Des militants proposeront une «refondation» du Bloc lors du conseil général

Des militants du Bloc québécois proposeront une «refondation» du parti lors du conseil général à la fin du mois, suggérant en fait une «mise à zéro de la plateforme et des statuts» et une course à la direction.

La présidente du Forum jeunesse du Bloc québécois et ancienne attachée de presse de la chef bloquiste Martine Ouellet, Camille Goyette-Gingras, a expliqué mercredi en entrevue qu’elle-même et plusieurs militants proposeraient de mettre en quelque sorte le Bloc «en suspens» pendant une période de «refondation».

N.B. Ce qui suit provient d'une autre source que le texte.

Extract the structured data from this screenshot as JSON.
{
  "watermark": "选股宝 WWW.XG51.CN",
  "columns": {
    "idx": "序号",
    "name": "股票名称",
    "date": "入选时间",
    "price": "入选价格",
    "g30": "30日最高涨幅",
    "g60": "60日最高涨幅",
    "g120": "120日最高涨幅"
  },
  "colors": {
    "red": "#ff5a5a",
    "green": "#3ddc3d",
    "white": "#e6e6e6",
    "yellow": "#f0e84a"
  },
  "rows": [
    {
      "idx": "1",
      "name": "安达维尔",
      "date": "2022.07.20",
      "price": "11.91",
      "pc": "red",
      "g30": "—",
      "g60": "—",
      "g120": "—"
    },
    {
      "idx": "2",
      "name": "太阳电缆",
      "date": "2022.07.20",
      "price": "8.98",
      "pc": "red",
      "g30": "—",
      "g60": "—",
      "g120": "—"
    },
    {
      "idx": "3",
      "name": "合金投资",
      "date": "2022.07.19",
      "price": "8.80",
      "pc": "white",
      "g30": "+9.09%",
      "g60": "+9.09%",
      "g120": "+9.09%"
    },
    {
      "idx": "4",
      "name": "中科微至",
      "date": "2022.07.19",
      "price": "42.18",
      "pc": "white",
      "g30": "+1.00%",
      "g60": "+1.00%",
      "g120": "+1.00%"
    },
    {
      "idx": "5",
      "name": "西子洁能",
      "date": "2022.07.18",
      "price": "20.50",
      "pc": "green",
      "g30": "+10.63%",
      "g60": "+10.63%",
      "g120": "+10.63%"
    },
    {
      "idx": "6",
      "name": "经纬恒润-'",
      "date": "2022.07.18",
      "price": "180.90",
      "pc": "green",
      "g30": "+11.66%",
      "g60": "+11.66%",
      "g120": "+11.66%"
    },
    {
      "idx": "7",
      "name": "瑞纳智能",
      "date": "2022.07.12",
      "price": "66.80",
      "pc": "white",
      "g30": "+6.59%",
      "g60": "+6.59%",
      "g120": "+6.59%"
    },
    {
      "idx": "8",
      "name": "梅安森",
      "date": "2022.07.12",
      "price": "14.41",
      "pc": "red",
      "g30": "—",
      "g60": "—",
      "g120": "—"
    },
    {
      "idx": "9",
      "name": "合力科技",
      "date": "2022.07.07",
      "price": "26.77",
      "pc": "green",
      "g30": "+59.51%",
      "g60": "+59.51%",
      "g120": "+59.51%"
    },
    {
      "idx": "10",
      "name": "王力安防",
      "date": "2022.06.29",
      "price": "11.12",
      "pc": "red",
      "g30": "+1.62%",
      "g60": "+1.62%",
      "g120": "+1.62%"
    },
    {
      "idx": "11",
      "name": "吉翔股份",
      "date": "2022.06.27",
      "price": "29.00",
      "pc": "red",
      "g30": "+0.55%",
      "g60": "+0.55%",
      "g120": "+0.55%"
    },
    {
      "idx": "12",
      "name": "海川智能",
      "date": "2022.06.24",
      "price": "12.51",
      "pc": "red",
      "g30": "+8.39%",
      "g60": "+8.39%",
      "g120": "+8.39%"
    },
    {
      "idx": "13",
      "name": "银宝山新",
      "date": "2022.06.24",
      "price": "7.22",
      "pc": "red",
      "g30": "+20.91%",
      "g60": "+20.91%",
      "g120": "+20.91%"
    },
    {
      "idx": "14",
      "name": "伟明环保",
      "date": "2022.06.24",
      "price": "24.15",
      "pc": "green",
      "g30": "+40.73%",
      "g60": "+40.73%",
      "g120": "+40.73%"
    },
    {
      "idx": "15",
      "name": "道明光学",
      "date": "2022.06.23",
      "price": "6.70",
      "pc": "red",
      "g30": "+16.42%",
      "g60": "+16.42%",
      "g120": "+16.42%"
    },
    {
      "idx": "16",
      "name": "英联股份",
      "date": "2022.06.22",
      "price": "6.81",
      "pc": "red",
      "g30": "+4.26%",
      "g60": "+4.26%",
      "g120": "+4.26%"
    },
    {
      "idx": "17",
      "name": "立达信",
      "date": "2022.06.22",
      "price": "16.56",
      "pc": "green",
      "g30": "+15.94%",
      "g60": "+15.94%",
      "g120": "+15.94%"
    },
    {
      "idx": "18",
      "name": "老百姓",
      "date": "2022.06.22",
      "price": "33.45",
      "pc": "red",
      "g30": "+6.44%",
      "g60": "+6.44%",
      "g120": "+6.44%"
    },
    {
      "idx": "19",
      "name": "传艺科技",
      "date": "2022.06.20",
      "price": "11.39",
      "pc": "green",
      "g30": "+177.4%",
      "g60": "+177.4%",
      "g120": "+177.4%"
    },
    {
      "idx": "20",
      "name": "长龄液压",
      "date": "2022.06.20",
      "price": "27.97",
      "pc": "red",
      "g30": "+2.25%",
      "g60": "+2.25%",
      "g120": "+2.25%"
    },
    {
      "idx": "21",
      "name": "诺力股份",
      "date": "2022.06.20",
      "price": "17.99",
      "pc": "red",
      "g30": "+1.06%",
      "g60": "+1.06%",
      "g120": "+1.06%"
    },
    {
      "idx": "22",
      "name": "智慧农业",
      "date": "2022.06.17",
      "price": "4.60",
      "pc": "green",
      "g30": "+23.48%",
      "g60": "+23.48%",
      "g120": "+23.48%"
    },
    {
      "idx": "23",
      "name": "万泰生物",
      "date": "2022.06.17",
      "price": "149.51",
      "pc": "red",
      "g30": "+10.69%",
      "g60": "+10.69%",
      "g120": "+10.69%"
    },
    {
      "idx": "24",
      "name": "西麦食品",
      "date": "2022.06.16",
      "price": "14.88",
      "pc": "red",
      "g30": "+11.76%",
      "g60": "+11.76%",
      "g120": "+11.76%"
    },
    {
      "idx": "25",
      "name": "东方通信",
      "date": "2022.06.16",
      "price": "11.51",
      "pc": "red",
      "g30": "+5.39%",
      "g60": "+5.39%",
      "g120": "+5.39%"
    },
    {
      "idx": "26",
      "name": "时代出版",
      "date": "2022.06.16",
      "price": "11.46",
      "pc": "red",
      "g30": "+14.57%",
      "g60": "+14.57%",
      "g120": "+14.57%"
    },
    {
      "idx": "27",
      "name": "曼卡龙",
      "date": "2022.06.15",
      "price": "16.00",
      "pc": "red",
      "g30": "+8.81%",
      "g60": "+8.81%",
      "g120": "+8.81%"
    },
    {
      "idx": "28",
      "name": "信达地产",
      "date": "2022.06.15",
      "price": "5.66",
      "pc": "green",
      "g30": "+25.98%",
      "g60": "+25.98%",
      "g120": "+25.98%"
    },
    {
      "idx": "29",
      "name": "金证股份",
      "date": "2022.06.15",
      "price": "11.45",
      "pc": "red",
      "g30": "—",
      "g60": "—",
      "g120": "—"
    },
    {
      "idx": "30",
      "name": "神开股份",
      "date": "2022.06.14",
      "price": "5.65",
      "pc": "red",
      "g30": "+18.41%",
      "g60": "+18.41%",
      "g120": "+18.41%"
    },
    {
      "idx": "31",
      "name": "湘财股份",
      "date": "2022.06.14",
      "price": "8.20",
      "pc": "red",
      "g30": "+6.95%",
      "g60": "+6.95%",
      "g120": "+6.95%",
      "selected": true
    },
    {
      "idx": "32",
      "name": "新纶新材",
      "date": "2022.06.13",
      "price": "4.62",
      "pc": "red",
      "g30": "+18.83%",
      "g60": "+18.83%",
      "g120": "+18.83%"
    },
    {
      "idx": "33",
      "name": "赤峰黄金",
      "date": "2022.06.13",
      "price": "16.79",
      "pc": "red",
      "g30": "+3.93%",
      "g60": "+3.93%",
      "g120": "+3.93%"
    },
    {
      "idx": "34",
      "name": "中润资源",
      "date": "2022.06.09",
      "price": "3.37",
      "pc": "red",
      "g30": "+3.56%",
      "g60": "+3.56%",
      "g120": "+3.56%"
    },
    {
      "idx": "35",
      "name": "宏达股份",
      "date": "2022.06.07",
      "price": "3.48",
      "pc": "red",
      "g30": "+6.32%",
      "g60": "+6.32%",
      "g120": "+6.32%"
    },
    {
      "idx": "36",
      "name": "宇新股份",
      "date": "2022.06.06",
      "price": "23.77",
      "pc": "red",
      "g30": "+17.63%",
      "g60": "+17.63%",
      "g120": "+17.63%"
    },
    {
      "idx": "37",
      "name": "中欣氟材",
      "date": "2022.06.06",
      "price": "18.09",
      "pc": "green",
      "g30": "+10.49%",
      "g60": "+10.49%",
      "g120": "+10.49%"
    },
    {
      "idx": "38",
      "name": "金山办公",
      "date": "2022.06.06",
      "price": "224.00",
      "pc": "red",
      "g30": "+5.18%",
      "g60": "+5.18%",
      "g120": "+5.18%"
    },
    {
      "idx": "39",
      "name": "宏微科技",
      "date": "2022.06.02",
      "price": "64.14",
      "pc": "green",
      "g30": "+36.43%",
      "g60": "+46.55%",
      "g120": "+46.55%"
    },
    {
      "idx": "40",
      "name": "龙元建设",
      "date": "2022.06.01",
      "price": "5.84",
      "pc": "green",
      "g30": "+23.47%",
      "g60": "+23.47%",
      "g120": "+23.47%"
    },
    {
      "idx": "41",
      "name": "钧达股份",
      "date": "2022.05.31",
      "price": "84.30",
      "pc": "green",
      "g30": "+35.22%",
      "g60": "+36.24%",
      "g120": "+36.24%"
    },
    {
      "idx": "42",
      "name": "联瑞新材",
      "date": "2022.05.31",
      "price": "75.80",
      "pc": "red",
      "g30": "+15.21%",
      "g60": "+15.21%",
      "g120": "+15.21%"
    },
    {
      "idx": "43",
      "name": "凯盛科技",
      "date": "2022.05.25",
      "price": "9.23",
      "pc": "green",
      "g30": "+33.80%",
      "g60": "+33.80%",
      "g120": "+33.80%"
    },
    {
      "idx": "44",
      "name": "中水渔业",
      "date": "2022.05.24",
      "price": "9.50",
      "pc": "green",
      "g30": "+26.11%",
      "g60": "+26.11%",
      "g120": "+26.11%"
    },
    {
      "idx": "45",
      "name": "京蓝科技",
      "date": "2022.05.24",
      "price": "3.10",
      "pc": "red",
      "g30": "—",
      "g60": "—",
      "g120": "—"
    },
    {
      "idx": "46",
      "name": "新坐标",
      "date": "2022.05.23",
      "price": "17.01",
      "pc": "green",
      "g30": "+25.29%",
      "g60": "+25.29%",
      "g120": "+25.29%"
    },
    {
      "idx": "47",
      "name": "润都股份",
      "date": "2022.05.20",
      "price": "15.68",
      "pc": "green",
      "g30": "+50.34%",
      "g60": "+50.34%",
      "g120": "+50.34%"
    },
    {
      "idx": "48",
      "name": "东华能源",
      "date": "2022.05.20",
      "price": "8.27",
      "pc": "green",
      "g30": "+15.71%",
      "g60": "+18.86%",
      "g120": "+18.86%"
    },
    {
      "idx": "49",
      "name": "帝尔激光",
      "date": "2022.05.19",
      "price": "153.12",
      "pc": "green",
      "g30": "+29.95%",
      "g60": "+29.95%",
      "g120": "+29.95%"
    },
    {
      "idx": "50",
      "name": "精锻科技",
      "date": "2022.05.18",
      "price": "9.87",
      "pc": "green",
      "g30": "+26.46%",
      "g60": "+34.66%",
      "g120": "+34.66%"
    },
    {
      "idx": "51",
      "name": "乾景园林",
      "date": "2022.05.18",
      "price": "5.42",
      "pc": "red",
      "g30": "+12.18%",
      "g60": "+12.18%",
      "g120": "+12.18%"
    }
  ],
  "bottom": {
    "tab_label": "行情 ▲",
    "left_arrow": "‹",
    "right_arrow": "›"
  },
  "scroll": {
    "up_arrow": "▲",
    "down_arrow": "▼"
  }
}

Le parti serait «reconstruit de zéro», et les membres de partis indépendantistes — du Parti québécois (PQ) et de Québec solidaire (QS) — seraient invités à participer à la démarche. Ce serait le cas également des députés démissionnaires du Bloc québécois.

Concernant le fait que Mme Ouellet a déjà proposé un référendum sur la mission du Bloc et de se soumettre à un vote de confiance, Mme Goyette-Gingras a dit croire qu’il fallait «dépasser ces questions personnelles, et réfléchir au mouvement indépendantiste sur la scène fédérale dans son entièreté».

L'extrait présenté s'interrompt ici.